Web Stories Friday, February 21

The agency said in a statement on Tuesday evening it had recovered the cockpit voice recorder and flight data recorder, which were sent to a laboratory for examination.

“It is far too early to determine the cause of the accident,” the agency said.

Canada’s investigators will be assisted by the US Federal Aviation Administration and representatives from Delta and Mitsubishi, which purchased the CRJ line of planes from Bombardier in 2019.

Injuries sustained in the crash ranged from “minor to critical, but not life-threatening”, Flint said.

Delta said 21 passengers were transported to hospitals and so far 19 had been released.

Paramedic services told AFP on Monday that three people had been critically injured – a child, a man in his 60s and a woman in her 40s.

BLACK SMOKE

The flight with 76 passengers and four crew was landing in the afternoon in Canada’s largest city after a flight from Minneapolis in the US state of Minnesota.

The video posted to social media and verified by AFP was taken from the cockpit of another jetliner waiting on the tarmac.

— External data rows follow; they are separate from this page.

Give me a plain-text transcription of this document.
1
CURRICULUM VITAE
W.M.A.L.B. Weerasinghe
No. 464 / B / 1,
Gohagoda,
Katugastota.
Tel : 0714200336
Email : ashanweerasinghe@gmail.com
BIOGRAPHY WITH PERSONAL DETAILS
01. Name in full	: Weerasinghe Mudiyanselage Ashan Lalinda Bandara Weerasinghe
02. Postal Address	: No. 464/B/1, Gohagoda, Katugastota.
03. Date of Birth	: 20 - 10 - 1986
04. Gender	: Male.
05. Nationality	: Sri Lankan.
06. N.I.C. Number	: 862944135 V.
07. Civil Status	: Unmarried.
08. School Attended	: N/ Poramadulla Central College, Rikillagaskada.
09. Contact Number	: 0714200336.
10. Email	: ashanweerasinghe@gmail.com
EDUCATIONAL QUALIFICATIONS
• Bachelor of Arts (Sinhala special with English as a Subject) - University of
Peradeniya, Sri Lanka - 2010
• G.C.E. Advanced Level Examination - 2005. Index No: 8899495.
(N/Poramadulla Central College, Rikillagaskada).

It showed the plane coming in for a normal landing before slamming into the runway, then sliding forward in a roll to the right, with its wings sheared off before it stopped on its back.

Flames could be seen shooting out of the fuselage and black smoke billowing out.

“Oh no no no no no,” the pilot is heard saying in the video that was laced with expletives.

Rescue services responded, spraying water at the jet, whose underside was scraped and blackened.

Todd Aitken, the airport’s fire chief, said rescue teams saw isolated fires when they got to the scene.

“They were able to quickly knock down the spot fires”, and enter and search the plane, he told reporters Tuesday.

Most of the passengers had already “self-evacuated”, he added.